Complete step-by-step answer:
In the question we are given that X=\left\\{ {{8}^{n}}-7n-1:n\in N \right\\} and Y=\left\\{ 49\left( n-1 \right):n\in N \right\\}and we are asked to find the relation between X and Y. So, first of all X and Y can be shown as,
X=\left\\{ {{8}^{n}}-7n-1 \right\\} ………………………(i)
Y=\left\\{ 49\left( n-1 \right) \right\\} ………………………..(ii)
Now, we will find the simplified form of expression (i) so the equation can also be expressed as,
X=\left\\{ {{\left( 1+7 \right)}^{n}}-7n-1 \right\\} ……………(iii)
Now, the Binomial form of equation ${{\left( 1+x \right)}^{n}}$ can be given as,
${{\left( 1+x \right)}^{n}}={}^{n}{{C}_{0}}{{\left( 1 \right)}^{n}}+{}^{n}{{C}_{1}}\left( x \right)+{}^{n}{{C}_{2}}{{\left( x \right)}^{2}}+.....+{}^{n}{{C}_{n}}{{\left( x \right)}^{n}}$ ………………(iv)
So, we can also write ${{\left( 1+7 \right)}^{n}}$ in the form of expression (iii) which can be given as,
${{\left( 1+7 \right)}^{n}}={}^{n}{{C}_{0}}{{\left( 1 \right)}^{n}}+{}^{n}{{C}_{1}}\left( 7 \right)+{}^{n}{{C}_{2}}{{\left( 7 \right)}^{2}}+.....+{}^{n}{{C}_{n}}{{\left( 7 \right)}^{n}}-7n-1$
Now, we know that, ${}^{n}{{C}_{1}}=\dfrac{n!}{1!\left( n-1 \right)!}=n$, so using this formula we can write, ${}^{n}{{C}_{1}}\left( 7 \right)$ as $7n$ and ${}^{n}{{C}_{0}}=1$, so substituting these values we will get,
$\Rightarrow {{\left( 1+7 \right)}^{n}}=1+7n+{}^{n}{{C}_{2}}{{\left( 7 \right)}^{2}}+.....+{}^{n}{{C}_{n}}{{\left( 7 \right)}^{n}}$
Now, substituting this value in expression (iii) we will get,
X=\left\\{ 1+7n+{}^{n}{{C}_{2}}{{\left( 7 \right)}^{2}}+.....+{}^{n}{{C}_{n}}{{\left( 7 \right)}^{n}}-7n-1 \right\\}
$\Rightarrow X=\left( {}^{n}{{C}_{2}}{{\left( 7 \right)}^{2}}+.....+{}^{n}{{C}_{n}}{{\left( 7 \right)}^{n}} \right)$
Now, on taking ${{7}^{2}}$ common from the whole equation we will get,
$\Rightarrow X={{\left( 7 \right)}^{2}}\left[ {}^{n}{{C}_{2}}+.....+{}^{n}{{C}_{n}}{{\left( 7 \right)}^{n-2}} \right]$
$\Rightarrow X=49\left[ {}^{n}{{C}_{2}}+.....+{}^{n}{{C}_{n}}{{\left( 7 \right)}^{n-2}} \right]$…….(v)

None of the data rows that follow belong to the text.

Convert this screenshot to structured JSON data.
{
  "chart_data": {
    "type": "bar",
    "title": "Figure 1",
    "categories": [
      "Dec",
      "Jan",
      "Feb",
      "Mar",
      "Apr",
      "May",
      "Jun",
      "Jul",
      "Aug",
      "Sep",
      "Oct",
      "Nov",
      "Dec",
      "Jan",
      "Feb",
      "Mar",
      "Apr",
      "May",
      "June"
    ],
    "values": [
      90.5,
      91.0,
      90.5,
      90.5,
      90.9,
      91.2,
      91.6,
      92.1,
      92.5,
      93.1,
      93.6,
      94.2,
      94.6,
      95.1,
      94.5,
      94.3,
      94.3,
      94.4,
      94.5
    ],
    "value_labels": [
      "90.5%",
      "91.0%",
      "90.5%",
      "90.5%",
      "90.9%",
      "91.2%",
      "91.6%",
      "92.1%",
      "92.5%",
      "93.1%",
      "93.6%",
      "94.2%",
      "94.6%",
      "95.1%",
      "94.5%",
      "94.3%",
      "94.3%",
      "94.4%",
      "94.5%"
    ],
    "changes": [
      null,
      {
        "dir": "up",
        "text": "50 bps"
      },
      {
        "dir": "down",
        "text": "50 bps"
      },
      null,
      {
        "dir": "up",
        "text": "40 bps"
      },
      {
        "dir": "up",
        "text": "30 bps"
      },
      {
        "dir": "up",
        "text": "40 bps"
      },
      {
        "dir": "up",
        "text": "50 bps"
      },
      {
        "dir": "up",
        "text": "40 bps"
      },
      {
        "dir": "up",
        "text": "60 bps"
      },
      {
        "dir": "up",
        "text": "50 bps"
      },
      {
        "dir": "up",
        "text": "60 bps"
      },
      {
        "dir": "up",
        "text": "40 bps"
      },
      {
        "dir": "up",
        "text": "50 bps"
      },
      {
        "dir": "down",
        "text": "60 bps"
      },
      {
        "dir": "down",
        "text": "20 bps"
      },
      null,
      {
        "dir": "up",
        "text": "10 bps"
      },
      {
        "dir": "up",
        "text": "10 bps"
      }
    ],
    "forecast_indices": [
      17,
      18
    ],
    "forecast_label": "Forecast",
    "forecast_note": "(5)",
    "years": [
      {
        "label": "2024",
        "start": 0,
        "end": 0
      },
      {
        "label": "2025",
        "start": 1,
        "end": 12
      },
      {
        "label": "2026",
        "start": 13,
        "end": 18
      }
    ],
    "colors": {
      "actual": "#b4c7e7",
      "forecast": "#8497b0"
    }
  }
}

From expression (v) we can say that X is divisible by 49.
Now considering expression (ii) i.e. Y=\left\\{ 49\left( n-1 \right):n\in N \right\\}, fom expression (ii) it can be said that all values of Y will be divisible by 49.
So, from this it can be said that X is divisible by 49 and Y has all multiples of 49 as well as all values of X will be included in Y, so we can say that $X\subseteq Y$.
Hence, option (a) is correct.

Note: An alternative method to solve the problem is by considering different values of n i.e. $n=1,2,3......$ and substituting them in equations X=\left\\{ {{8}^{n}}-7n-1:n\in N \right\\} and Y=\left\\{ 49\left( n-1 \right):n\in N \right\\}as,
For $n=1$, $X=0$and $Y=0$
For $n=2$,$X=64-14-1=49$ and $Y=49\left( 2-1 \right)=49$
For $n=3$, $X=512-21-1=490$ and $Y=49\left( 3-1 \right)=98$
The values of X can als be written as, X=\left\\{ 0,49,490...... \right\\} and values of Y can be given as, Y=\left\\{ 0,49,98...... \right\\}.
Now, the tenth value of n will be 490 in Y, so, from this we can say that all values of X are present in Y, therefore from this we can say that $X\subseteq Y$. But this method consumes more time as we have to find values for each value of n, so, the method of Binomial theorem shown in solution is more preferable.